Calls to the park went unreturned Monday. It is unclear what role the ongoing coronavirus pandemic might have played in the park closing.
But Briggs in the statement cited a declining interest in live racing and simulcast wagering over several years as the primary reason the park would stop operations, effective Tuesday.
Officials with the park told the city the facility would still host some events in the parking lot, Mayor Bobby Hocking said.
The park’s closure shouldn’t have much of an effect on the city’s budget, Hocking said.
“All we were getting was a minute amount of liquor sales taxes,” he said. “The property should be appraised the same, as far as taxes, closed as it was open.”
Dog racing in the United States has faced a troubled path over the past few years.
Florida voters, for instance, in 2018 shut down greyhound racing.

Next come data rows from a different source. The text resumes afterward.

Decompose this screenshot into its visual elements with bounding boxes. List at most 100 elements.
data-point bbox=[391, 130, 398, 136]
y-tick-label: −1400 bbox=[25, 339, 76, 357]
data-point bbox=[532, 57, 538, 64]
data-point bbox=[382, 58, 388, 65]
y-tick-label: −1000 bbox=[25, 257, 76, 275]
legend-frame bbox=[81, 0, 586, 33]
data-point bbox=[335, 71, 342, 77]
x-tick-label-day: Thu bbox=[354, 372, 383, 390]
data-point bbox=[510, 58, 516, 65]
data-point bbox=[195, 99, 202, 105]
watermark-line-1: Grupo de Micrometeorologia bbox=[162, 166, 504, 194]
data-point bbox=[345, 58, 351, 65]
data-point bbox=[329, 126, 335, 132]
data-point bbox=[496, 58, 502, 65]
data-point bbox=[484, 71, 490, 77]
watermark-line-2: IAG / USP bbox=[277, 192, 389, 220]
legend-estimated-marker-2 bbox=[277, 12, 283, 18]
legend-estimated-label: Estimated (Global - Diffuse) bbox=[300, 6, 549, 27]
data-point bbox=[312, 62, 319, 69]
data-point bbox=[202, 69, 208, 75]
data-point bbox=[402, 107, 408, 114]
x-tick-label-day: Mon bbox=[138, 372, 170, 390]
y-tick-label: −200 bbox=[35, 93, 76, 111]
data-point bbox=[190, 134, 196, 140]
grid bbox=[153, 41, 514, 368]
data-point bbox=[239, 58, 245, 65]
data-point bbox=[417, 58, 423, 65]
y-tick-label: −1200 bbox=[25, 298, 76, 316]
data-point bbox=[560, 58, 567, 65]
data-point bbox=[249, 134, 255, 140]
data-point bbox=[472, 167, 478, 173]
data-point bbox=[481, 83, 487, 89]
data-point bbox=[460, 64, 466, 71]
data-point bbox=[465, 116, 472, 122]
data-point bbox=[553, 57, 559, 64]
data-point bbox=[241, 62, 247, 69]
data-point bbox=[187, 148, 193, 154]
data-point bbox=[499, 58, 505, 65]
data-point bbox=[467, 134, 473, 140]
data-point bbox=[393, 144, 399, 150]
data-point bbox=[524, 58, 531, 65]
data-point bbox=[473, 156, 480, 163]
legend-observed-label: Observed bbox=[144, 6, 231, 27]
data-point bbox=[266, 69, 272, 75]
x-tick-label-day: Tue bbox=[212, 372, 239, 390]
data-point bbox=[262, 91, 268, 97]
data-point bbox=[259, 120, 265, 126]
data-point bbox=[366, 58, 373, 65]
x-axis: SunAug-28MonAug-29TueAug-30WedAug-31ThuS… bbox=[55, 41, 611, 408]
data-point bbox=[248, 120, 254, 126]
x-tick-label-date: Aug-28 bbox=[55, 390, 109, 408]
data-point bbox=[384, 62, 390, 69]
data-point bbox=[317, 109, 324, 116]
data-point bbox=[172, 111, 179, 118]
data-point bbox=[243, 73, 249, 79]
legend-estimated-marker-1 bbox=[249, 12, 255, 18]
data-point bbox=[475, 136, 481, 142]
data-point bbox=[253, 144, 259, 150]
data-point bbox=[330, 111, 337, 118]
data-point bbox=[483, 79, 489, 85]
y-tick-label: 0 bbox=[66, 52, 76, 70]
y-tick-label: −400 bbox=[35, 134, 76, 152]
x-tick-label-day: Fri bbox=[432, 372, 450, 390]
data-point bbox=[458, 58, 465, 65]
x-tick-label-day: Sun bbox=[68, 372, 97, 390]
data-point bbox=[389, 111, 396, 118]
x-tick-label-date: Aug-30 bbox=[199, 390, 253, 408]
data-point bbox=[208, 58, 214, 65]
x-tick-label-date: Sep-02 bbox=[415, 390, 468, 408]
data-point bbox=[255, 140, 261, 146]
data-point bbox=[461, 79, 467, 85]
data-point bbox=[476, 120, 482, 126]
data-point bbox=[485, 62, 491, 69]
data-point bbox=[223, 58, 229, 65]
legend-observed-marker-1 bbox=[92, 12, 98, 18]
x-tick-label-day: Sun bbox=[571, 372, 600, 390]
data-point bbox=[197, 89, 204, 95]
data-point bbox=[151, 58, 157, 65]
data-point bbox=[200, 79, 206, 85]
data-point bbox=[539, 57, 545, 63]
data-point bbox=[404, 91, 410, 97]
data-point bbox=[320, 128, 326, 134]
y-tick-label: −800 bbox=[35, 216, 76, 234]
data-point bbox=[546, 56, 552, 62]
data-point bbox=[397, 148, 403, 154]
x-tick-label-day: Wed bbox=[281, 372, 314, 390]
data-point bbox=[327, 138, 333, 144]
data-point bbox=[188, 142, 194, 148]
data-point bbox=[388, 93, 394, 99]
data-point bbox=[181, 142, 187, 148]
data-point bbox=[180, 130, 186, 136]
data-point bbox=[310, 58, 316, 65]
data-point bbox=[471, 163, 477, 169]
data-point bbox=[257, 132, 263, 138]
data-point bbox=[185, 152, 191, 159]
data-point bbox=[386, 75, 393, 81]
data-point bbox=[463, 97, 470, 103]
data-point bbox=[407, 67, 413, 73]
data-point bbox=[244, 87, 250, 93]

And live racing was temporarily halted at Gulf Greyhound Park in 2015 — because of increased competition from casinos, unprofitability and rising costs — but was resumed in December 2017.
Greyhound racing has drawn organized opposition by some animal rights groups, which applauded the end of live racing at Gulf Greyhound Park in 2015. At the time, the park was the last in Texas hosting live dog races on a regular basis.
“It is welcome news that gentle greyhounds will never suffer at Gulf Greyhound Park ever again,” Christine A. Dorchak, president and general counsel of GREY2K USA, said in a written statement.
“Common sense and compassion are sweeping across the country and dog racing is now illegal in 41 states. We hope that Texas lawmakers will follow this humane trend.”
The group has long lobbied for an end to greyhound racing, arguing the sport is dangerous and inherently cruel to the dogs.
The park had been in business for about 29 years, Briggs said.
Gulf Greyhound Park opened its $55 million facility covering 110 acres to more than 11,000 fans in November 1992.
During the first full year of operation, it set national records for attendance and wagering.
The overcrowded parking lot was expanded to accommodate throngs of visitors.
“Back in the day, it was really something to behold,” Hocking said, calling the closure the end of an era.
In 2000, gamblers statewide wagered $63.2 million on live dog races; the amount dwindled to $6.9 million in 2014, when Gulf Greyhound Park was the only track offering live races.